The crypto market gained bearish steam following the September 21 announcement when the Fed replicated the previous increment in July of 0.75%, pushing the target range to 2.25% – 2.5%. Similarly, BoE replicated the half-point increment in July, targeting a 2.25% benchmark rate to arrest the climbing inflationary pressure that has outpaced other major economies. It prompted the projection of looming recession threats with a sizable value of crypto assets eroded.
Looking Ahead
Surging inflation rates witnessed across major economies have defied the tight monetary policies. In particular, the BoE is concerned with the deteriorating economic outlook acknowledged by the Office for National Statistics (ONS) during the CPI reading indicating inflation burst to 10.1%. The re-emergence of double-figure inflation dashes hopes of a dovish monetary policy from the BoE.

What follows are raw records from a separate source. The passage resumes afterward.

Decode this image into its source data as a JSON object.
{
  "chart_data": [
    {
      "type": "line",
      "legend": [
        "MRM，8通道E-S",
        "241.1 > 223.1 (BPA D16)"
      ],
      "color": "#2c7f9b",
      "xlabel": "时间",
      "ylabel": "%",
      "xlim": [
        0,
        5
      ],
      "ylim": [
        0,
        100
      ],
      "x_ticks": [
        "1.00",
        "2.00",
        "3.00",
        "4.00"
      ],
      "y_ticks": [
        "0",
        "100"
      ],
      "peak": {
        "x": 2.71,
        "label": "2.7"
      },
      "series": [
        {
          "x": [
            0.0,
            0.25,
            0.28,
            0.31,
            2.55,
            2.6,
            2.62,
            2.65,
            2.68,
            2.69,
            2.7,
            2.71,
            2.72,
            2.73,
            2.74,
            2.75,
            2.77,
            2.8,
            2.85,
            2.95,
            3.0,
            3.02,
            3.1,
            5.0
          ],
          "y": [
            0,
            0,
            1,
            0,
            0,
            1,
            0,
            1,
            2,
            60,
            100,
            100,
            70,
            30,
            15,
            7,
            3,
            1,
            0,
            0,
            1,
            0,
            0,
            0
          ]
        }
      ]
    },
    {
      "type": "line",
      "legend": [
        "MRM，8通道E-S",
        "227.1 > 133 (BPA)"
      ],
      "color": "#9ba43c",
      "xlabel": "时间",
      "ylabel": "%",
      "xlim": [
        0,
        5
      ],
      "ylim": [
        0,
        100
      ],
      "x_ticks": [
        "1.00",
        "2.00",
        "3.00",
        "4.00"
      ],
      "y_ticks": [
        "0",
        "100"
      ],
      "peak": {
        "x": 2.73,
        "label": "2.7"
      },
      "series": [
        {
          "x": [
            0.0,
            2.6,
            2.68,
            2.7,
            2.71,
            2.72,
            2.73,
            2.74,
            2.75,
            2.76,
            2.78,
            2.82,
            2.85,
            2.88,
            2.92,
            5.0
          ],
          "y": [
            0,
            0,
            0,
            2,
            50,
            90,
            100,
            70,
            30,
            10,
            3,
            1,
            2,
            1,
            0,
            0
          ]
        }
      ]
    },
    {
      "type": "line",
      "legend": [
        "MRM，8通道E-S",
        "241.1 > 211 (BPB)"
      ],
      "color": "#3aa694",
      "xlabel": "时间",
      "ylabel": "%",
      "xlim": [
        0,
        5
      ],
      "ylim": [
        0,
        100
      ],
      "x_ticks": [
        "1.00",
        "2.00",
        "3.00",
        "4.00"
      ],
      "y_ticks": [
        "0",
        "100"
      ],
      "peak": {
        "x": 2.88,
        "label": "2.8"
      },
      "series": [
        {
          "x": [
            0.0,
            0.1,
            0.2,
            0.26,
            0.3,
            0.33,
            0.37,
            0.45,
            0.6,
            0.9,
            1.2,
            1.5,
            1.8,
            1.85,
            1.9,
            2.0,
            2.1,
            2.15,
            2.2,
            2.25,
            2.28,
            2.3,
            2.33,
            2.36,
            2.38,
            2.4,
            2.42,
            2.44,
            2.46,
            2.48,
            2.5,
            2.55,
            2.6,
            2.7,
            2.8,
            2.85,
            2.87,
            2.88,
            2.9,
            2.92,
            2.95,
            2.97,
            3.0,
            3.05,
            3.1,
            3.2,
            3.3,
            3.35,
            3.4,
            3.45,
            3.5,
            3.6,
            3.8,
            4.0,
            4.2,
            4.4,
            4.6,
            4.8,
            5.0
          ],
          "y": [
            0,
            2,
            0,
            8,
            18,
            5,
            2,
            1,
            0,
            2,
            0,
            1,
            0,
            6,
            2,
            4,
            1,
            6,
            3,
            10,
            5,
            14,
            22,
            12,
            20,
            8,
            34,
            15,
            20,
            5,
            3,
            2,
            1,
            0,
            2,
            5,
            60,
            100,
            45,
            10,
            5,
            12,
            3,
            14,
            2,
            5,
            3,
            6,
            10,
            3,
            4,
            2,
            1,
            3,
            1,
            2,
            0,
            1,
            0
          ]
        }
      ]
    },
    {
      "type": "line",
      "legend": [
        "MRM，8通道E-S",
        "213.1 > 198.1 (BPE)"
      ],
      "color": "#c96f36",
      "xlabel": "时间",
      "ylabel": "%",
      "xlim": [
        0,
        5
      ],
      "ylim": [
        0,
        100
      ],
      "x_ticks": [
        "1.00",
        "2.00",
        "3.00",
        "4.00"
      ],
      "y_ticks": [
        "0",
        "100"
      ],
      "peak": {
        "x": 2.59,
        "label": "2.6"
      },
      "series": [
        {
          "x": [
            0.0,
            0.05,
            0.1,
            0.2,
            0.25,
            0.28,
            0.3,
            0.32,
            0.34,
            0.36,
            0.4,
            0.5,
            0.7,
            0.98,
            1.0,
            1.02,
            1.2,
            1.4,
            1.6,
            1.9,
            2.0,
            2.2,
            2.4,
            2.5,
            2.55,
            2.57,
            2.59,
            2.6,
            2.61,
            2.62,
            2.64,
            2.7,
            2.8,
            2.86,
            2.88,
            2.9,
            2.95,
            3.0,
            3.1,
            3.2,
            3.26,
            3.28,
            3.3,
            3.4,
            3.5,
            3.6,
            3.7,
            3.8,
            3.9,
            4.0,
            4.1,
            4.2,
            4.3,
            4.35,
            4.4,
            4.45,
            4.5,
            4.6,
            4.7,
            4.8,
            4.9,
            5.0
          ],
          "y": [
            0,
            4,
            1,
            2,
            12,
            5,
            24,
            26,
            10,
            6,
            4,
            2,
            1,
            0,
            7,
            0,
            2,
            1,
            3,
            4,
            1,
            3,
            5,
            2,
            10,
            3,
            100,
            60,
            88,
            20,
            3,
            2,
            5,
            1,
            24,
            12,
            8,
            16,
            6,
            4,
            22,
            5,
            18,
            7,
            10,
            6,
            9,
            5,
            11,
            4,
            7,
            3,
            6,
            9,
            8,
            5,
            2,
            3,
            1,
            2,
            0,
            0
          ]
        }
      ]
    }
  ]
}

Looking ahead, BoE’s governor, Andrew Bailey, admitted that a substantial interest rate hike is imminent, with inflation unlikely to fall amidst higher energy bills in winter. The Federal Reserve is under immense pressure from the September CPI reading released by the Bureau of Labor Statistics, indicating an 8.2% rise. The soaring inflation reported in the UK and US constitutes ground for consecutive tighter monetary policies that will have widespread consequences for high-risk investments. Higher benchmark interest rates in Fed and BoE rate-setting announcements will accelerate further crypto meltdown in the last quarter, making 2022 a bearish year.